Долгополов умолк, закрыл книгу на закладке и отложил в сторону.

– Ну что, Андрей Петрович, по второй?

– Пожалуй, – задумчиво произнес детектив.

– Двигайте стопку.

Крымов так и сделал. Хитро улыбаясь, старичок потянулся к графину с настойкой. Снял высокую крышку, вначале наполнил янтарной настойкой стопку гостя, затем свою.

– Будем?

– Будем, Антон Антонович.

Они вновь чокнулись и выпили.

– Теперь по полной задела история?

– Еще как, – охотно кивнул детектив. – Но почему задела так остро?

– Может быть, вы что-то вспомнили?

– Что именно?

– Понятия не имею.
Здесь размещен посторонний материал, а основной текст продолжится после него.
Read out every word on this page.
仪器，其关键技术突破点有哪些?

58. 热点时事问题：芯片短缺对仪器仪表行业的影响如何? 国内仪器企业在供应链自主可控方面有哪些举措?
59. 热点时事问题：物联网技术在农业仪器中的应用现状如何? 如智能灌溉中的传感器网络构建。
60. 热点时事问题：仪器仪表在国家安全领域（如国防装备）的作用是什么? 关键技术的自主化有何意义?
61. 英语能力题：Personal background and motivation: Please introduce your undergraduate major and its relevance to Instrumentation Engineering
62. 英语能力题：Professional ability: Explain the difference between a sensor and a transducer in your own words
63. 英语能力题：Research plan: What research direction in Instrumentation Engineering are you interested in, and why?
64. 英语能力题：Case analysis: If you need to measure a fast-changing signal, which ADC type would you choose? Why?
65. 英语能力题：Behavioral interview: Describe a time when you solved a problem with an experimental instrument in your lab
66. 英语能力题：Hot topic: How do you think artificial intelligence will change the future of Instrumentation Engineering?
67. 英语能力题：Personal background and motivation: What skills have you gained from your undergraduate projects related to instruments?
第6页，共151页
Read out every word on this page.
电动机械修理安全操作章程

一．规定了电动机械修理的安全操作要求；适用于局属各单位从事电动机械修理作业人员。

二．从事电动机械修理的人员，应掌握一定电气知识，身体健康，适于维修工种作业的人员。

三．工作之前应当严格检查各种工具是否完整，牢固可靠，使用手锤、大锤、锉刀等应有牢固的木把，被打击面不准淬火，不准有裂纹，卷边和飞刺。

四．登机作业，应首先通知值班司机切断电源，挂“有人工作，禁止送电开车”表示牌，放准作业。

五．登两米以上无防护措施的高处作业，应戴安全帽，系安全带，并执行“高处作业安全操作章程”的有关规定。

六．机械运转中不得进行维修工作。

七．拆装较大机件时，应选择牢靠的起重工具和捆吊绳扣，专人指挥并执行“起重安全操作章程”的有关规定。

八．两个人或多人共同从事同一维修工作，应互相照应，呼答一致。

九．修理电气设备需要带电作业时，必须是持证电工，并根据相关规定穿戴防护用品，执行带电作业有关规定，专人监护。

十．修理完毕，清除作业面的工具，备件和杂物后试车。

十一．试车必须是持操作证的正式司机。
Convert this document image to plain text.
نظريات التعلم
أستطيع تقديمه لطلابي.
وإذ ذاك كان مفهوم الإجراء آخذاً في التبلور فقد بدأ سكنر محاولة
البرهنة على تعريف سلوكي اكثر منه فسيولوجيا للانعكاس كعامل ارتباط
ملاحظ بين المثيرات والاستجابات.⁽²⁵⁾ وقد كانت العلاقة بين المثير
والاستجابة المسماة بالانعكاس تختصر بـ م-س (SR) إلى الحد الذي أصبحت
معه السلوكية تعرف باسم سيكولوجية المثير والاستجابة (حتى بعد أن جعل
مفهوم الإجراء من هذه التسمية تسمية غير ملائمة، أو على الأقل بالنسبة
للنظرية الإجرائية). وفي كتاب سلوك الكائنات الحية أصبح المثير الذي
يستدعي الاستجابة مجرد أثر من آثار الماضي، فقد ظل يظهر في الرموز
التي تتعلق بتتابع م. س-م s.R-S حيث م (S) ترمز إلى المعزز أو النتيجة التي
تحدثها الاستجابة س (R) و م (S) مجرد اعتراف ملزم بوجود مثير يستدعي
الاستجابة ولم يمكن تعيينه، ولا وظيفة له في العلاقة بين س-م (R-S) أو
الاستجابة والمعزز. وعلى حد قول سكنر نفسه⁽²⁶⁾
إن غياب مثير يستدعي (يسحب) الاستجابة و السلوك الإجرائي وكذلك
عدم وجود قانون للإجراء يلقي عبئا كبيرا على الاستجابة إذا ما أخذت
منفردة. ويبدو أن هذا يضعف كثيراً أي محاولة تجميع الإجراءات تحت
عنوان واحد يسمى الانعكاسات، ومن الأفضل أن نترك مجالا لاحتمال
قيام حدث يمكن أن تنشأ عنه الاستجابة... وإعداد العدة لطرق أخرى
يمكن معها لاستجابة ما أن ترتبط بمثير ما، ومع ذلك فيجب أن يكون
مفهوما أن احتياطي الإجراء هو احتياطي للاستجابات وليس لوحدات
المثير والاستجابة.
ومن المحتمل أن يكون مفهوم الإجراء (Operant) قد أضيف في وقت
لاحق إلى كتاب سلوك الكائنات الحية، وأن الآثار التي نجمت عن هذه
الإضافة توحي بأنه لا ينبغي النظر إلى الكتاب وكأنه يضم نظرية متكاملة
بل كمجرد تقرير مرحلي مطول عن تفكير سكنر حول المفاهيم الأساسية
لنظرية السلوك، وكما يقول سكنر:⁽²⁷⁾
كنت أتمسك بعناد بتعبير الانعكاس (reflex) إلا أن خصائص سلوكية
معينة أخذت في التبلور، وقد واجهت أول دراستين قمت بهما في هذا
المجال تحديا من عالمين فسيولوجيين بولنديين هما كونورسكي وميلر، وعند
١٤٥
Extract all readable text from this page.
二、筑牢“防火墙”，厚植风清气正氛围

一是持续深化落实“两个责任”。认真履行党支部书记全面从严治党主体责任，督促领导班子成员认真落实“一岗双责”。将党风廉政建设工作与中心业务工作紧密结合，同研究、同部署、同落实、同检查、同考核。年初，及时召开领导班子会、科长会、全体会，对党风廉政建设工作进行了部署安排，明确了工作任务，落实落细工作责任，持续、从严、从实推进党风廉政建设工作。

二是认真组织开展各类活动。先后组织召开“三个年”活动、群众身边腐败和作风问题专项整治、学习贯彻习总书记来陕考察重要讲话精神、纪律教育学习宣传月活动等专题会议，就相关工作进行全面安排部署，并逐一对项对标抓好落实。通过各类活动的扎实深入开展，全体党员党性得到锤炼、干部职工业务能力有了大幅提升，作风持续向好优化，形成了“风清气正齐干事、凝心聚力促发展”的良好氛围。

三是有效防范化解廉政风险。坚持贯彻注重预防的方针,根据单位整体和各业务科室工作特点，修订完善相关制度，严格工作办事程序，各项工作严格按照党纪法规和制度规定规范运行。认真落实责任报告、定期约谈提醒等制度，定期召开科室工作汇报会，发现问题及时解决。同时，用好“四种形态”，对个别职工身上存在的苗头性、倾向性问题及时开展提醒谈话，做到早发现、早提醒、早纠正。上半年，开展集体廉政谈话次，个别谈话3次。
Я вас спрашиваю.

– Иголка…

– Что – иголка?

– Как там сказано про сердце царя Саула: «Точно отравленная игла пронзила его и осталась там навсегда». Верно?

– Все так, Андрей Петрович.

– Ну вот, крохотная заноза засела и в моем сердце, – с улыбкой задумчиво проговорил Крымов. – И теперь не дает мне спокойно дышать.

– Ну-у, так бывает, – вальяжно и беззаботно пожал плечами хозяин загородного домишка и тут же хитро глянул на детектива: – Перед тем, как откровение молнией пронзит вас! Подождем, Андрей Петрович, подождем, время есть. Я про откровение. И про молнию. Немного, но пока есть…

Глава первая. Экспресс отправляется в полночь

1

Двери краеведческого музея городка Суходолова издавали отвратительный скрип всякий раз, когда их тянули медленно и нерешительно. Мурашки по коже! Оттого работники музея смело рвали на себя или грозно отталкивали рассохшуюся створку черного входа, но те, кто осторожничал, испытывали смертельную муку от режущего слух и сердце звука. Именно поэтому директор музея Вениамин Вениаминович Малышев неприятно вздрогнул. Он сидел у открытого в летнюю ночь окна на втором этаже и услышал отдаленный всхлип запасного входа. Лампа ярко освещала разложенные на его столе документы. Кто же это мог быть? Кто явился к нему, полуночнику? Но повторный скрип отозвался эхом не сразу: точно змея медленно вползала в приоткрытую дверь. Малышев даже привстал из-за стола и, как мог, заглянул в окно. Только что там разглядишь? Тишайшая августовская ночь, ничего более! Но кто-то же явился?! Дверь, запертая несколько часов назад сторожем и опечатанная им, Малышевым, выдавала визитера с потрохами!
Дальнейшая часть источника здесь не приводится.